Our teams are composed of individuals from various backgrounds, each contributing a unique skill set and perspective. With a rich blend of AI research specialists, silicon designers, software engineers, and systems architects, we foster a culture of continuous learning and relentless innovation.
Job Summary
We are on the lookout for a Software Engineering Intern to join our dynamic team dedicated to the creation of high-performance machine learning (ML) kernels for next-generation AI hardware. In this impactful role, you will play a key part in developing optimized compute kernels, enabling a diverse array of ML operators that power applications ranging from convolutional neural networks (CNNs) to large language models (LLMs).
You will utilize low-level programming and hardware-aware optimization techniques to drive peak performance and efficiency from contemporary accelerators.
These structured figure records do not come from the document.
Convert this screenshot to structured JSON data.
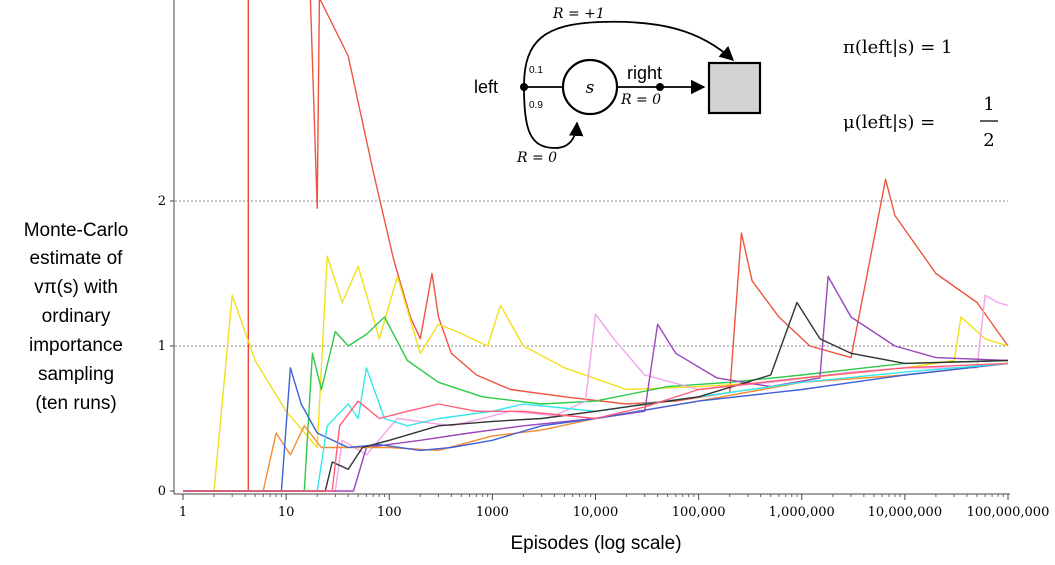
{
  "chart_data": {
    "type": "line",
    "title": "",
    "xlabel": "Episodes (log scale)",
    "ylabel_lines": [
      "Monte-Carlo",
      "estimate of",
      "vπ(s) with",
      "ordinary",
      "importance",
      "sampling",
      "(ten runs)"
    ],
    "x_scale": "log",
    "xlim": [
      1,
      100000000
    ],
    "ylim": [
      0,
      3.4
    ],
    "x_ticks": [
      1,
      10,
      100,
      1000,
      10000,
      100000,
      1000000,
      10000000,
      100000000
    ],
    "x_tick_labels": [
      "1",
      "10",
      "100",
      "1000",
      "10,000",
      "100,000",
      "1,000,000",
      "10,000,000",
      "100,000,000"
    ],
    "y_ticks": [
      0,
      1,
      2
    ],
    "y_tick_labels": [
      "0",
      "1",
      "2"
    ],
    "reference_lines": [
      1,
      2
    ],
    "grid": "dotted horizontal at y=1 and y=2",
    "legend": "none",
    "series": [
      {
        "color": "#e8473a",
        "points": [
          [
            1,
            0
          ],
          [
            4.3,
            0
          ],
          [
            4.3,
            3.6
          ]
        ]
      },
      {
        "color": "#ee5540",
        "points": [
          [
            17,
            3.5
          ],
          [
            20,
            1.95
          ],
          [
            21,
            3.4
          ],
          [
            40,
            3.0
          ],
          [
            70,
            2.2
          ],
          [
            110,
            1.6
          ],
          [
            160,
            1.2
          ],
          [
            200,
            1.05
          ],
          [
            260,
            1.5
          ],
          [
            300,
            1.2
          ],
          [
            400,
            0.95
          ],
          [
            700,
            0.8
          ],
          [
            1500,
            0.7
          ],
          [
            5000,
            0.65
          ],
          [
            20000,
            0.6
          ],
          [
            60000,
            0.62
          ],
          [
            200000,
            0.68
          ],
          [
            260000,
            1.78
          ],
          [
            330000,
            1.45
          ],
          [
            600000,
            1.2
          ],
          [
            1200000,
            1.0
          ],
          [
            3000000,
            0.92
          ],
          [
            6500000,
            2.15
          ],
          [
            8000000,
            1.9
          ],
          [
            20000000,
            1.5
          ],
          [
            50000000,
            1.3
          ],
          [
            100000000,
            1.0
          ]
        ]
      },
      {
        "color": "#f1e01c",
        "points": [
          [
            1,
            0
          ],
          [
            2,
            0
          ],
          [
            3,
            1.35
          ],
          [
            5,
            0.9
          ],
          [
            10,
            0.55
          ],
          [
            20,
            0.3
          ],
          [
            25,
            1.62
          ],
          [
            35,
            1.3
          ],
          [
            50,
            1.55
          ],
          [
            80,
            1.05
          ],
          [
            120,
            1.48
          ],
          [
            200,
            0.95
          ],
          [
            300,
            1.15
          ],
          [
            450,
            1.1
          ],
          [
            900,
            1.0
          ],
          [
            1200,
            1.28
          ],
          [
            2000,
            1.0
          ],
          [
            5000,
            0.85
          ],
          [
            20000,
            0.7
          ],
          [
            100000,
            0.72
          ],
          [
            500000,
            0.75
          ],
          [
            2000000,
            0.8
          ],
          [
            10000000,
            0.85
          ],
          [
            30000000,
            0.9
          ],
          [
            35000000,
            1.2
          ],
          [
            60000000,
            1.05
          ],
          [
            100000000,
            1.0
          ]
        ]
      },
      {
        "color": "#2fc94a",
        "points": [
          [
            1,
            0
          ],
          [
            15,
            0
          ],
          [
            18,
            0.95
          ],
          [
            22,
            0.7
          ],
          [
            30,
            1.1
          ],
          [
            40,
            1.0
          ],
          [
            60,
            1.08
          ],
          [
            90,
            1.2
          ],
          [
            150,
            0.9
          ],
          [
            300,
            0.75
          ],
          [
            800,
            0.65
          ],
          [
            3000,
            0.6
          ],
          [
            10000,
            0.62
          ],
          [
            50000,
            0.72
          ],
          [
            200000,
            0.75
          ],
          [
            1000000,
            0.8
          ],
          [
            10000000,
            0.88
          ],
          [
            100000000,
            0.9
          ]
        ]
      },
      {
        "color": "#f2a3ea",
        "points": [
          [
            1,
            0
          ],
          [
            30,
            0
          ],
          [
            35,
            0.35
          ],
          [
            60,
            0.25
          ],
          [
            120,
            0.5
          ],
          [
            400,
            0.45
          ],
          [
            800,
            0.5
          ],
          [
            1500,
            0.55
          ],
          [
            4000,
            0.52
          ],
          [
            8000,
            0.62
          ],
          [
            10000,
            1.22
          ],
          [
            15000,
            1.05
          ],
          [
            30000,
            0.8
          ],
          [
            100000,
            0.7
          ],
          [
            500000,
            0.75
          ],
          [
            3000000,
            0.82
          ],
          [
            10000000,
            0.85
          ],
          [
            50000000,
            0.85
          ],
          [
            60000000,
            1.35
          ],
          [
            80000000,
            1.3
          ],
          [
            100000000,
            1.28
          ]
        ]
      },
      {
        "color": "#9b46b9",
        "points": [
          [
            1,
            0
          ],
          [
            45,
            0
          ],
          [
            60,
            0.3
          ],
          [
            200,
            0.35
          ],
          [
            600,
            0.4
          ],
          [
            2000,
            0.45
          ],
          [
            10000,
            0.5
          ],
          [
            30000,
            0.55
          ],
          [
            40000,
            1.15
          ],
          [
            60000,
            0.95
          ],
          [
            150000,
            0.78
          ],
          [
            500000,
            0.72
          ],
          [
            1500000,
            0.78
          ],
          [
            1800000,
            1.48
          ],
          [
            3000000,
            1.2
          ],
          [
            8000000,
            1.0
          ],
          [
            20000000,
            0.92
          ],
          [
            100000000,
            0.9
          ]
        ]
      },
      {
        "color": "#f58c2e",
        "points": [
          [
            1,
            0
          ],
          [
            6,
            0
          ],
          [
            8,
            0.4
          ],
          [
            11,
            0.25
          ],
          [
            15,
            0.45
          ],
          [
            22,
            0.3
          ],
          [
            40,
            0.3
          ],
          [
            100,
            0.3
          ],
          [
            300,
            0.28
          ],
          [
            1000,
            0.38
          ],
          [
            3000,
            0.42
          ],
          [
            10000,
            0.5
          ],
          [
            100000,
            0.62
          ],
          [
            1000000,
            0.75
          ],
          [
            10000000,
            0.8
          ],
          [
            100000000,
            0.88
          ]
        ]
      },
      {
        "color": "#3f62d8",
        "points": [
          [
            1,
            0
          ],
          [
            9,
            0
          ],
          [
            11,
            0.85
          ],
          [
            14,
            0.6
          ],
          [
            20,
            0.4
          ],
          [
            40,
            0.3
          ],
          [
            80,
            0.32
          ],
          [
            200,
            0.28
          ],
          [
            400,
            0.3
          ],
          [
            1000,
            0.35
          ],
          [
            3000,
            0.45
          ],
          [
            10000,
            0.5
          ],
          [
            100000,
            0.62
          ],
          [
            1000000,
            0.7
          ],
          [
            10000000,
            0.8
          ],
          [
            100000000,
            0.88
          ]
        ]
      },
      {
        "color": "#33e8ec",
        "points": [
          [
            1,
            0
          ],
          [
            20,
            0
          ],
          [
            25,
            0.45
          ],
          [
            40,
            0.6
          ],
          [
            50,
            0.5
          ],
          [
            60,
            0.85
          ],
          [
            90,
            0.5
          ],
          [
            150,
            0.45
          ],
          [
            300,
            0.5
          ],
          [
            1000,
            0.55
          ],
          [
            2000,
            0.6
          ],
          [
            10000,
            0.55
          ],
          [
            30000,
            0.6
          ],
          [
            100000,
            0.65
          ],
          [
            1000000,
            0.75
          ],
          [
            10000000,
            0.82
          ],
          [
            100000000,
            0.88
          ]
        ]
      },
      {
        "color": "#333333",
        "points": [
          [
            1,
            0
          ],
          [
            24,
            0
          ],
          [
            28,
            0.2
          ],
          [
            40,
            0.15
          ],
          [
            55,
            0.3
          ],
          [
            100,
            0.35
          ],
          [
            300,
            0.45
          ],
          [
            1000,
            0.48
          ],
          [
            3000,
            0.5
          ],
          [
            10000,
            0.55
          ],
          [
            100000,
            0.65
          ],
          [
            500000,
            0.8
          ],
          [
            900000,
            1.3
          ],
          [
            1500000,
            1.05
          ],
          [
            3000000,
            0.95
          ],
          [
            10000000,
            0.88
          ],
          [
            100000000,
            0.9
          ]
        ]
      },
      {
        "color": "#ff5f7a",
        "points": [
          [
            1,
            0
          ],
          [
            28,
            0
          ],
          [
            33,
            0.45
          ],
          [
            50,
            0.62
          ],
          [
            80,
            0.5
          ],
          [
            150,
            0.55
          ],
          [
            300,
            0.6
          ],
          [
            700,
            0.55
          ],
          [
            2000,
            0.55
          ],
          [
            10000,
            0.5
          ],
          [
            30000,
            0.58
          ],
          [
            100000,
            0.7
          ],
          [
            1000000,
            0.78
          ],
          [
            10000000,
            0.85
          ],
          [
            100000000,
            0.88
          ]
        ]
      }
    ]
  },
  "inset": {
    "top_reward": "R = +1",
    "bottom_reward": "R = 0",
    "right_reward": "R = 0",
    "left_label": "left",
    "right_label": "right",
    "prob_top": "0.1",
    "prob_bottom": "0.9",
    "state_label": "s",
    "pi_text": "π(left|s) = 1",
    "mu_text_left": "μ(left|s) =",
    "mu_num": "1",
    "mu_den": "2"
  }
}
This is a unique opportunity to engage at the convergence of ML, numerical computing, and scalable systems.
The Team
Join an expanding team at Graphcore, where the Kernel Engineering team is tasked with delivering high-performance compute libraries that empower our customers to maximize their AI hardware capabilities.
Responsibilities and Duties
- Assist in the design and implementation of kernels for linear algebra and tensor operations (GEMM, batched GEMM, convolutions, reductions, element-wise and fused operations) using C++.
- Profile and optimize for next-gen AI hardware, focusing on threading, cache locality, memory layout, and kernel launch efficiency.
- Contribute to performance validation and correctness through microbenchmarks, regression tests, and numerical validation.
- Debugging issues, resolving bugs, and enhancing the quality and functionality of our products.
About You
You possess an open-minded, collaborative spirit and have a keen interest in performance optimization and memory-efficient designs. You are eager to join a team that values innovation and excellence.